You can jump straight to the docs page, and NousResearch's screenshot is unusually specific about the split of responsibilities: Codex gets the tool loop, while Hermes keeps the session and memory layer. The timing also lands just after NousResearch's Hermes Agent Jam post and a burst of hands-on praise like trycua's repost of andyhennie and Teknium's repost of jumperz, which gives the integration a ready-made audience.

Codex app-server runtime

The core change is narrow and useful. When Hermes is using OpenAI models, it can route core tool execution through Codex instead of running its own tool loop.

According to the launch screenshot, the Codex runtime takes over four things:

  • terminal commands
  • file edits
  • sandboxing
  • MCP tool calls

The same docs screenshot also makes the boundary clear: this is optional, limited to OpenAI model turns, and described as a runtime swap rather than a full product merge.

Hermes shell

The interesting architectural detail is what did not move. In the documentation screenshot, Hermes stays responsible for the sessions DB, slash commands, gateway, memory, and skill review, even when Codex is executing the tools.
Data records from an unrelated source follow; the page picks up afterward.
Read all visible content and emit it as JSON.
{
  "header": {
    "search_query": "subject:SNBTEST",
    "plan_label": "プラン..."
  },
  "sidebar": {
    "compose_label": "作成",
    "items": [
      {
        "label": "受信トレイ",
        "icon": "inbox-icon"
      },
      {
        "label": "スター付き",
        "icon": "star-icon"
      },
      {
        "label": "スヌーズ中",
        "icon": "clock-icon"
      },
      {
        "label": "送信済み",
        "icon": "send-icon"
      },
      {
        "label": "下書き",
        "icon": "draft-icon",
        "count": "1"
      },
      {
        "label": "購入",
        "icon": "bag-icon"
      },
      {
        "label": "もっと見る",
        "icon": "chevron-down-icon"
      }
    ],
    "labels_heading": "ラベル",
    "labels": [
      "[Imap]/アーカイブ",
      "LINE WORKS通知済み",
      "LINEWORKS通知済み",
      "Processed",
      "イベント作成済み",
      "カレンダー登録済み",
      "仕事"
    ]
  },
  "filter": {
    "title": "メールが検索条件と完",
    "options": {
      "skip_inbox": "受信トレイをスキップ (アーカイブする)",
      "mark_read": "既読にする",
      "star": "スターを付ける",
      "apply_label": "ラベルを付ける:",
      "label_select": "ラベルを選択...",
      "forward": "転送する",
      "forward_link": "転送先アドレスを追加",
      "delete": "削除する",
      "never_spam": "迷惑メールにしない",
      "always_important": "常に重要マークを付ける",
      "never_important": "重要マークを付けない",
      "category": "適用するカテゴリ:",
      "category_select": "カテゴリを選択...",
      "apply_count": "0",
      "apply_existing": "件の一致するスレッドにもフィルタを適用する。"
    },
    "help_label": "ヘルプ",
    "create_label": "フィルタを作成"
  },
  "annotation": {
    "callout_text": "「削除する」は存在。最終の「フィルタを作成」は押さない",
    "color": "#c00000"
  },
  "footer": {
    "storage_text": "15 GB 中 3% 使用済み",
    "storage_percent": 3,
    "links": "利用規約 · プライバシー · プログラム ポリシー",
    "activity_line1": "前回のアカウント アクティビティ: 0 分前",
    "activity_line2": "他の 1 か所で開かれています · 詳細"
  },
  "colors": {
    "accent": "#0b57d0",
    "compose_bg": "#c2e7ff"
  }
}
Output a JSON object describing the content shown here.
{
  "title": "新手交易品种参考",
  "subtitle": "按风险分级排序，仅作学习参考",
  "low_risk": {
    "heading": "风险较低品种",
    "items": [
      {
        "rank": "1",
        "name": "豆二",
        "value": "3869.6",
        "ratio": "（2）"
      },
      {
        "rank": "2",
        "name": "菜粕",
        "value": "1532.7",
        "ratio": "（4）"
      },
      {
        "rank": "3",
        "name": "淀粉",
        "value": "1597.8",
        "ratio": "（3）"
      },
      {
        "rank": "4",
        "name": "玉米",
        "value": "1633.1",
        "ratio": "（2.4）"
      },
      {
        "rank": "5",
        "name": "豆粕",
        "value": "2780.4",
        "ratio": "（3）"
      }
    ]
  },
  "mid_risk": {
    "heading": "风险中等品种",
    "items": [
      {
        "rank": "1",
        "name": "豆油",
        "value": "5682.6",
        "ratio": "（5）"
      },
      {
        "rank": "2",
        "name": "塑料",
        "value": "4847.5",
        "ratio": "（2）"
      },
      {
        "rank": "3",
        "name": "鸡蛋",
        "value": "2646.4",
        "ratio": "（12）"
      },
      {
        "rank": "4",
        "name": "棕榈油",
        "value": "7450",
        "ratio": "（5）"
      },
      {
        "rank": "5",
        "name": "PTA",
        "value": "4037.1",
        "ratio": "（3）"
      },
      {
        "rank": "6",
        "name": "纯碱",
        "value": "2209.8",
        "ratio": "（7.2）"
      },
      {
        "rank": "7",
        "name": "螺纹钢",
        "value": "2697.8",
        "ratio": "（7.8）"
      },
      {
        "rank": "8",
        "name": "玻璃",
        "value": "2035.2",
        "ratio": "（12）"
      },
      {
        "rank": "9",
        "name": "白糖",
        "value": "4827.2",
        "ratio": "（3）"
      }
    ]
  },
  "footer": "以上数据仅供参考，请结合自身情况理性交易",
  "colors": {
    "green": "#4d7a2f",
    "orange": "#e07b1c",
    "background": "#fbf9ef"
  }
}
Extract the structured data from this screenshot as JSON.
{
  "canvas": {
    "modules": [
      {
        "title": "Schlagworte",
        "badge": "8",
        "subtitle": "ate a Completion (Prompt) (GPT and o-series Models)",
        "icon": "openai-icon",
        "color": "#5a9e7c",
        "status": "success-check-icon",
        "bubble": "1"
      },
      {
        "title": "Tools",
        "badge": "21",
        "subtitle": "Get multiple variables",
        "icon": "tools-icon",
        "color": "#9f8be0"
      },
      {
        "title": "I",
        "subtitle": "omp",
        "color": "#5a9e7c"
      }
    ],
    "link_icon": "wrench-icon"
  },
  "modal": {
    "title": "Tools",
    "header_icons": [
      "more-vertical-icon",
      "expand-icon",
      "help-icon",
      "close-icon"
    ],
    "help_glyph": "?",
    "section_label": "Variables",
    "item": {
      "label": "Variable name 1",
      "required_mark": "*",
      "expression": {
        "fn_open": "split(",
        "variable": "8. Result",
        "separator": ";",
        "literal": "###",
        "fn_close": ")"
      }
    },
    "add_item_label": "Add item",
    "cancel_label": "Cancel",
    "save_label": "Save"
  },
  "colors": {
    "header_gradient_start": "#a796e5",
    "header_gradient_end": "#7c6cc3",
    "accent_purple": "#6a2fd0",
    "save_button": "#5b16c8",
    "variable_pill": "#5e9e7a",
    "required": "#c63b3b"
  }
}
That makes the integration look more like a backend tool-runtime substitution than a new agent stack. dkundel's reply read it as “Codex everywhere,” but the docs describe a more specific arrangement: Codex powers the tool loop, Hermes still wraps the session.

Rollout

The rollout instruction is one line long: run hermes update. That came minutes after the initial announcement, via Teknium's reply, and matches the “flip of a switch” framing in NousResearch's post.

The release also lands into a moment when Hermes already had momentum in its own community. trycua's repost of andyhennie said Hermes was easier than OpenClaw and that computer use “actually works,” while Teknium's repost of jumperz claimed a smooth build experience after migrating. Those posts are not about Codex itself, but they do show the integration shipped into an active user base rather than an empty demo.